Last week, I found myself with a T-SQL problem. A customer has a database where multiple "widget" records might exist in a table. End users might enter the duplicate rows, or they might be inserted by other automated processes. My task was to keep the most recent widget record. But, if there were any NULL values, look in the previous "duplicate" rows and use the most recent missing value for each column.
Here's a contrived data example. I needed to take the following result set...
...and reduce it to this:
There was an existing stored procedure that resolved the duplicates. But it had quite a bit of procedural code. There were separate queries that looked up the most recent value for each column, followed by an update to the "good" row. I was looking for a set-based approach. I'd made a few various attempts. Some were close, others were ridiculous, all were unsuccessful. Then I stumbled upon the FIRST_VALUE analytic function for T-SQL.
As its name indicates, FIRST_VALUE returns the first value in an ordered set of values. It requires an OVER clause along with an ORDER BY clause.
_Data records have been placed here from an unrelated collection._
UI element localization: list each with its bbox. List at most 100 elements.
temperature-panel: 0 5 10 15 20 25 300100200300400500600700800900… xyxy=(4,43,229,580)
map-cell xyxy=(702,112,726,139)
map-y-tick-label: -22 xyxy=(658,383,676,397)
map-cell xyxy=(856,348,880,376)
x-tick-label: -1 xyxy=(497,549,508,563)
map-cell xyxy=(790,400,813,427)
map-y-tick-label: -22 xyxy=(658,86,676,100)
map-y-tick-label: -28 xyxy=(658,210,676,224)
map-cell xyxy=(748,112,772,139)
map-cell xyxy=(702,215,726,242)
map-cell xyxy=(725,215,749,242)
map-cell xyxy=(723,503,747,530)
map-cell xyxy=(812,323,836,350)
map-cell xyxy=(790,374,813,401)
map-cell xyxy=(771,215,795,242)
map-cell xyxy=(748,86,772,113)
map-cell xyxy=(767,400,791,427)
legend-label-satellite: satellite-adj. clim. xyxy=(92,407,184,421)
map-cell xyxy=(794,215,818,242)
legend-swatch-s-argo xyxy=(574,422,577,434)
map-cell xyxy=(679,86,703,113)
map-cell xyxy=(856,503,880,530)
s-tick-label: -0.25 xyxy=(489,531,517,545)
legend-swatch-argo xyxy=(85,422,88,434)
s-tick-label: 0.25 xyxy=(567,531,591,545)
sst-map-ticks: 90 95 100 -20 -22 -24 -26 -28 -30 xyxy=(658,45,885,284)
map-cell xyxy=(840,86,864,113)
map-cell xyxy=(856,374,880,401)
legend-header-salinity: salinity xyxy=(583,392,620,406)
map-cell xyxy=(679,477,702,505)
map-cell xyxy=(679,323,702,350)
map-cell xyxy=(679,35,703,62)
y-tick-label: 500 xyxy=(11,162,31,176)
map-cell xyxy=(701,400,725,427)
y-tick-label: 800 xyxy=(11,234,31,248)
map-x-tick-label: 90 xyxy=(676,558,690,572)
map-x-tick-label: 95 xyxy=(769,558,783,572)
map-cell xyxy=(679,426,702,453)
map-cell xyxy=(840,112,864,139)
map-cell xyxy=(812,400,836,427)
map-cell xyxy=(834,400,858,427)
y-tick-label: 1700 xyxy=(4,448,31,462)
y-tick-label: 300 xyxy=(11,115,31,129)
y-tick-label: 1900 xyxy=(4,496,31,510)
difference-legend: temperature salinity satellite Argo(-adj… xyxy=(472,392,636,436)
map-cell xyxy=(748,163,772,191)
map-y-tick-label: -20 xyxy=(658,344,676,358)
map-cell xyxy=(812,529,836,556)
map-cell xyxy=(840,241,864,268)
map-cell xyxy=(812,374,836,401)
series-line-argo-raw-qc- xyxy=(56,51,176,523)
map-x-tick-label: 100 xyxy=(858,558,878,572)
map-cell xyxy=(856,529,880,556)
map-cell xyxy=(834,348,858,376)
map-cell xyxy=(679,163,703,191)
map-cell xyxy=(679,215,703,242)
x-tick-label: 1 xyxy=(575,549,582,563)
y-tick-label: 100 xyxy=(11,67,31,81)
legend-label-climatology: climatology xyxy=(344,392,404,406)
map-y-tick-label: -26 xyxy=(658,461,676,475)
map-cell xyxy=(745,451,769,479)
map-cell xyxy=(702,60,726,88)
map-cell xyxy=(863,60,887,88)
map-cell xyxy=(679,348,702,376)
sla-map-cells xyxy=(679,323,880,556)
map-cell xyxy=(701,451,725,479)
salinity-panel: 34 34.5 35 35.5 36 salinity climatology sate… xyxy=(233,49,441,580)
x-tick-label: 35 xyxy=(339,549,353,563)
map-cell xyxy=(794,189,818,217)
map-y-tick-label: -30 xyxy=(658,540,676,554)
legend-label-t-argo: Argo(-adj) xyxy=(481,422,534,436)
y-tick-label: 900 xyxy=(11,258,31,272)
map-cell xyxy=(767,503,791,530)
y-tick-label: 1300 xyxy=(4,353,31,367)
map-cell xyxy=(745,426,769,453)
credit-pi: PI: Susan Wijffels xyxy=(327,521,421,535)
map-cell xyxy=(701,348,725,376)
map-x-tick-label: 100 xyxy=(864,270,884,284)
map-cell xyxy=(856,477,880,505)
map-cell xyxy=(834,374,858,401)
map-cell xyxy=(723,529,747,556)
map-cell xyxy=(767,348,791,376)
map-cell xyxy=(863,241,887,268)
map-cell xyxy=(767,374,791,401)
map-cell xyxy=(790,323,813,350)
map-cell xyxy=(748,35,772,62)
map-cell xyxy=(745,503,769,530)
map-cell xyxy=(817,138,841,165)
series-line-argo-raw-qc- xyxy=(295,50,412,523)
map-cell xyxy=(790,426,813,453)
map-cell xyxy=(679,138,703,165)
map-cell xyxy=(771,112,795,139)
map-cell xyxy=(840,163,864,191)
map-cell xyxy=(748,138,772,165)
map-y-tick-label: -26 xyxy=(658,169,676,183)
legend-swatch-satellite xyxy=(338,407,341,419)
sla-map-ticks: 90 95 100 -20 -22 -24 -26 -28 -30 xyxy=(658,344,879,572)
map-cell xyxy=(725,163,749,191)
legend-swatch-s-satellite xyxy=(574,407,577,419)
There are optional PARTITION BY and ROWS/RANGE clauses -- check out the documentation for all the details.
Below is the query I used to get the desired result (along with some sample data so you can try yourself). The CASE expression is used to avoid returning NULL values--it orders them last. (There are IGNORE NULLS | RESPECT NULLS parameters that would seem to work well here, but the documentation says those only apply to Azure SQL Edge.)
SELECT TOP(1) Row_ID, FIRST_VALUE(Tomash_ID) OVER (ORDER BY CASE WHEN Tomash_ID IS NULL THEN 1 ELSE 0 END, Row_ID DESC) AS Tomash_ID_MostRecent, FIRST_VALUE(Hoppler_ID) OVER (ORDER BY CASE WHEN Hoppler_ID IS NULL THEN 1 ELSE 0 END, Row_ID DESC) AS Hoppler_ID_MostRecent, FIRST_VALUE(Atrovel_ID) OVER (ORDER BY CASE WHEN Atrovel_ID IS NULL THEN 1 ELSE 0 END, Row_ID DESC) AS Atrovel_ID_MostRecent, FIRST_VALUE(Mogotrevo_ID) OVER (ORDER BY CASE WHEN Mogotrevo_ID IS NULL THEN 1 ELSE 0 END, Row_ID DESC) AS Mogotrevo_ID_MostRecent, FIRST_VALUE(Buwheal_ID) OVER (ORDER BY CASE WHEN Buwheal_ID IS NULL THEN 1 ELSE 0 END, Row_ID DESC) AS Buwheal_ID_MostRecent, FIRST_VALUE(Izzillent_ID) OVER (ORDER BY CASE WHEN Izzillent_ID IS NULL THEN 1 ELSE 0 END, Row_ID DESC) AS Izzillent_ID_MostRecent FROM #Test ORDER BY Row_ID DESC
DROP TABLE IF EXISTS #Test; CREATE TABLE #Test ( Row_ID INT IDENTITY NOT NULL, Tomash_ID INT, Hoppler_ID INT, Atrovel_ID INT, Mogotrevo_ID INT, Buwheal_ID INT, Izzillent_ID INT ); INSERT INTO #Test VALUES(NULL,2,3,14,55,16); INSERT INTO #Test VALUES(21,22,3,4,5,NULL); INSERT INTO #Test VALUES(12,NULL,3,44,NULL,6); INSERT INTO #Test VALUES(11,22,NULL,4,NULL,66); INSERT INTO #Test VALUES(11,2,3,14,NULL,NULL); INSERT INTO #Test VALUES(1,2,3,NULL,NULL,NULL);
The presence of a FIRST_VALUE function might lead you to believe there is a LAST_VALUE function. And there is! It returns the last value in an ordered set of values, but is otherwise the same in syntax and usage as FIRST_VALUE is. Happy coding, everyone.